И, оглянувшись, увидел мою странную позу.
— Она? — сразу догадался он.
— Нннет!
— Наверное, она все-таки! Ну-ка быстро давай ее номер, не упрямься! Я позвоню, отменю приглашение.
— Нет, не она,— твердил я.— Мою зовут Искрой (назвал первое вспомнившееся имя). Просто я не видал, никогда не видал, как это бывает в жизни.
Много раз и в тот день, и впоследствии спрашивал я себя, почему же я отрекся от Сильвы.
Не обдумывал я, инстинктивно брякнул, но почему же инстинкт сработал так?
Потому ли, что с раннего детства мне твердили: право выбирать предоставлено женщине, она слабая, ей труднее? А в старших классах объяснили* «Она выбирает отца будущих детей, не мешайте ей выбрать лучшего».

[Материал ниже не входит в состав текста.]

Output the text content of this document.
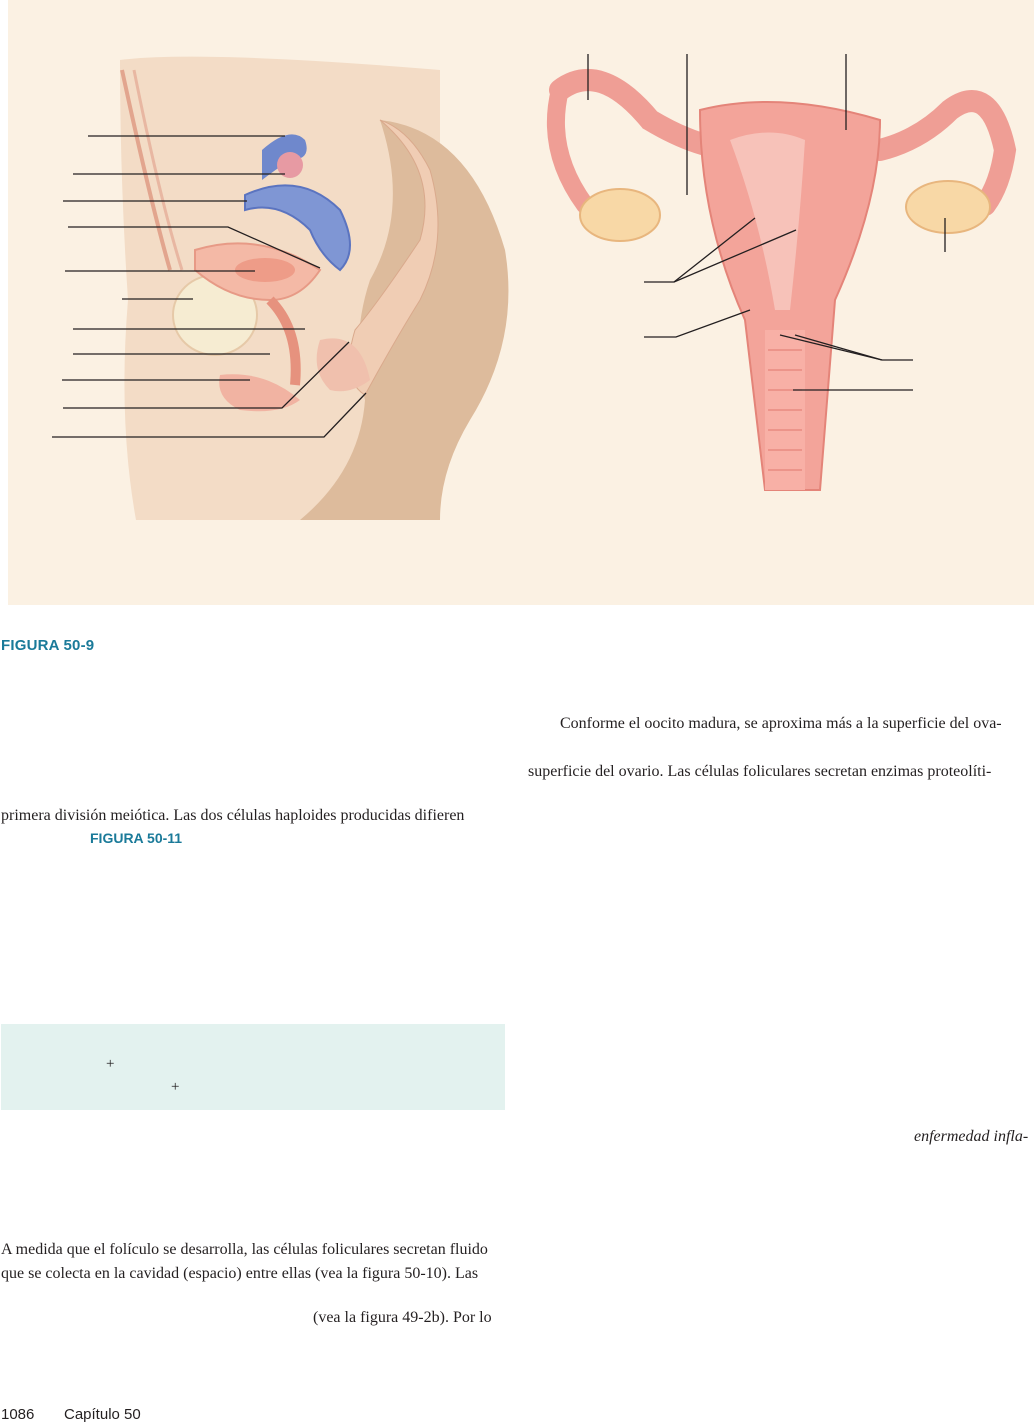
FIGURA 50-9
primera división meiótica. Las dos células haploides producidas difieren
FIGURA 50-11
+
+
A medida que el folículo se desarrolla, las células foliculares secretan fluido
que se colecta en la cavidad (espacio) entre ellas (vea la figura 50-10). Las
(vea la figura 49-2b). Por lo
Conforme el oocito madura, se aproxima más a la superficie del ova-
superficie del ovario. Las células foliculares secretan enzimas proteolíti-
enfermedad infla-
1086 Capítulo 50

Потому ли, что Тернов показался мне совсем не скверным человеком и этот нескверный расшатал мое мнение о том, что Сильва губит себя, бросаясь в его объятия?
Нет, не потому.
А потому, что увидел глаза Сильвы, глубокие, томные, нежные, ласковые и ласкающие, влюбленные, упоенные любовью, счастливые глаза счастливой возлюбленной. И не посмел отнять у нее это счастье.

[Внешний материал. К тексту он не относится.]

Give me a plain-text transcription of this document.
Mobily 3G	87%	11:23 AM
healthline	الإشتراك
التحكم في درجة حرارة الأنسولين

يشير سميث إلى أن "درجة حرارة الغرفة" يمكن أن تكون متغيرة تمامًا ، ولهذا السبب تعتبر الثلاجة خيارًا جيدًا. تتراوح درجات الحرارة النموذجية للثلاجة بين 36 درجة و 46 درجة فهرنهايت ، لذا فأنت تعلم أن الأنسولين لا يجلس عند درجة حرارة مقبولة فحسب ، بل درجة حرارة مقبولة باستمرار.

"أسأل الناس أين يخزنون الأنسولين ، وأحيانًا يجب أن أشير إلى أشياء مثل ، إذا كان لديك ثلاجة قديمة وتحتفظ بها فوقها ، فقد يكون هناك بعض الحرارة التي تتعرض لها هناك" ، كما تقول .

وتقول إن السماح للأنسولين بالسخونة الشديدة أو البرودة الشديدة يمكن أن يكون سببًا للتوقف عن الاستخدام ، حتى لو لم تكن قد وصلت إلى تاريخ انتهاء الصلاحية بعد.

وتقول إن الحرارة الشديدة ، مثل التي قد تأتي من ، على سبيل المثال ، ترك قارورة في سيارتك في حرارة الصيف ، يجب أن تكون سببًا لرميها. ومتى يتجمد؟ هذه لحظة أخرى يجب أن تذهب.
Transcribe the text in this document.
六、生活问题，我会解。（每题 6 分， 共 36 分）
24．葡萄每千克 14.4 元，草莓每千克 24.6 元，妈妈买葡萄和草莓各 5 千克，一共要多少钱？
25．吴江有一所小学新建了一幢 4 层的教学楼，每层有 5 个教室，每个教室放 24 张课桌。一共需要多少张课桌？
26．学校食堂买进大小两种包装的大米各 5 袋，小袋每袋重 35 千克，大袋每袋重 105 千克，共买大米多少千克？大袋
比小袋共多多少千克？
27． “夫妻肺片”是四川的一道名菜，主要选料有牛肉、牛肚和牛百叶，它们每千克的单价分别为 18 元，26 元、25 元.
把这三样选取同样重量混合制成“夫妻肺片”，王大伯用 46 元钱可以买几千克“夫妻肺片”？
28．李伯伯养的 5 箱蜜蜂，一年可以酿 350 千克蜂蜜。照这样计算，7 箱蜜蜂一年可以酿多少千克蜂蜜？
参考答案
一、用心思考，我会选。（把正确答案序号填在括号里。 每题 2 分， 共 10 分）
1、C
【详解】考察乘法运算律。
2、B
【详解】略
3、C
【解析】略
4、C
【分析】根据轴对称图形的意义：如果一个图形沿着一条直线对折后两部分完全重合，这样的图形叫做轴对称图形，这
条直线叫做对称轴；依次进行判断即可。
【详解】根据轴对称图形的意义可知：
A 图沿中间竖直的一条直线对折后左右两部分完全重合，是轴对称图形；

Позже добавилось: я ей такое счастье дать не могу. Я могу у нее выпросить, вынудить любовь, приучить к себе, заставить оценить мое постоянство и преданность. И оценит она, согласится, но годы и годы, всю жизнь, возможно, будет сожалеть и попрекать в минуты раздражения, что не позволил ей однажды быть счастливой.
Нет, не твердое, не окончательное было у меня решение. Сколько раз в мыслях своих я переиначивал тот роковой день! Ну что бы стоило мне раскрыть рот и сказать артисту: «Да, это она, та самая, оставьте ее в покое, для вашего огня найдутся другие бабочки!» Растерявшись в ту секунду, я же мог, уходя, обернуться и на пороге объявить: «Извините, я обманул вас, на самом деле это она, не пойте ей!» И даже если бы я промедлил и в тот момент, я же мог дождаться Сильву в семь вечера у его дома, перехватить ее, переубедить, не пустить силой!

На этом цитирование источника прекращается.